Published quarterly by the Bank of Japan and Cabinet Office. Updated till the quarter of July-September 2016 (Bank of Japan estimates published on 6th January, 2017 and Cabinet Office estimates published on 25th January, 2017)
Note: Quarterly estimates of Potential Growth Rate, TFP, Capital and Labor stock contribution for the year 2011 are not available due to the Great East Japan Earthquake.
Brief overview of "Output Gap"
Output Gap measures the difference between actual GDP of the economy and the highest sustainable GDP. The latter is called potential GDP, and the growth in the potential GDP is called potential GDP growth. The output gap is usually measured as a percentage of the potential GDP.
The output gap is an important indicator for policy makers as it helps them determine an appropriate policy for the economy. A positive output gap indicates a possible inflationary pressure within the economy and vice versa. It is also important for policy makers to understand the source of growth, either labor, capital or productivity. The Bank of Japan publishes a breakdown of growth by estimating contributions from Total Factor Productivity (TFP), labor and capital.

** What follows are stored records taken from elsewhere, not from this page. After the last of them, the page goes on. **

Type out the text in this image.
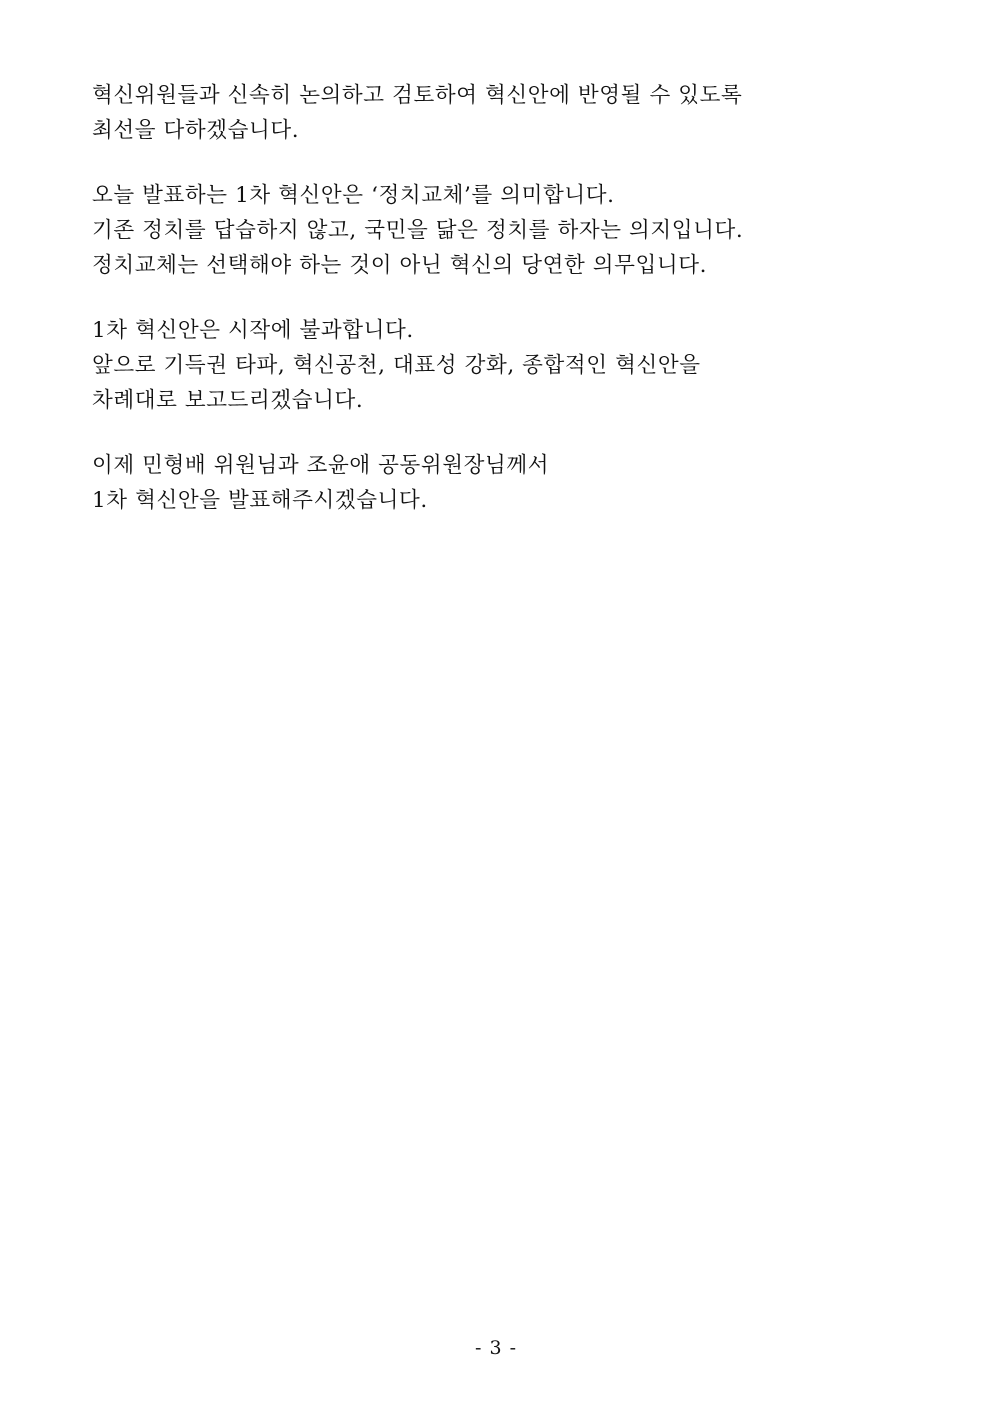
혁신위원들과 신속히 논의하고 검토하여 혁신안에 반영될 수 있도록
최선을 다하겠습니다.
오늘 발표하는 1차 혁신안은 ‘정치교체’를 의미합니다.
기존 정치를 답습하지 않고, 국민을 닮은 정치를 하자는 의지입니다.
정치교체는 선택해야 하는 것이 아닌 혁신의 당연한 의무입니다.
1차 혁신안은 시작에 불과합니다.
앞으로 기득권 타파, 혁신공천, 대표성 강화, 종합적인 혁신안을
차례대로 보고드리겠습니다.
이제 민형배 위원님과 조윤애 공동위원장님께서
1차 혁신안을 발표해주시겠습니다.
- 3 -
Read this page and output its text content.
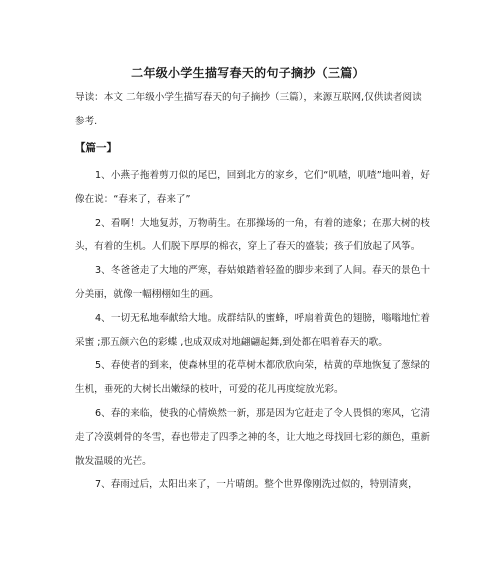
二年级小学生描写春天的句子摘抄（三篇）

导读：本文 二年级小学生描写春天的句子摘抄（三篇），来源互联网,仅供读者阅读参考.

【篇一】

1、小燕子拖着剪刀似的尾巴，回到北方的家乡，它们“叽喳，叽喳”地叫着，好像在说：“春来了，春来了”

2、看啊！大地复苏，万物萌生。在那操场的一角，有着的迹象；在那大树的枝头，有着的生机。人们脱下厚厚的棉衣，穿上了春天的盛装；孩子们放起了风筝。

3、冬爸爸走了大地的严寒，春姑娘踏着轻盈的脚步来到了人间。春天的景色十分美丽，就像一幅栩栩如生的画。

4、一切无私地奉献给大地。成群结队的蜜蜂，呼扇着黄色的翅膀，嗡嗡地忙着采蜜 ;那五颜六色的彩蝶 ,也成双成对地翩翩起舞,到处都在唱着春天的歌。

5、春使者的到来，使森林里的花草树木都欣欣向荣，枯黄的草地恢复了葱绿的生机，垂死的大树长出嫩绿的枝叶，可爱的花儿再度绽放光彩。

6、春的来临，使我的心情焕然一新，那是因为它赶走了令人畏惧的寒风，它清走了冷漠刺骨的冬雪，春也带走了四季之神的冬，让大地之母找回七彩的颜色，重新散发温暖的光芒。

7、春雨过后，太阳出来了，一片晴朗。整个世界像刚洗过似的，特别清爽，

In the recent history, Japan has experienced the severest negative output gap, exceeding more than 7% to GDP in early 2009 after the Lehman shock. Since then, the output gap has gradually closed, reaching zero in early 2014. However, since then, the output gap has remained steady. In order for the Japanese economy to experience a reflation, the output gap probably needs to further rise towards positive territory. Japan's potential growth rate have been on a gradual decline since the recent peak of 4 to 5% growth in mid 1980s. Most recently, the potential growth rate is estimated to be close to zero.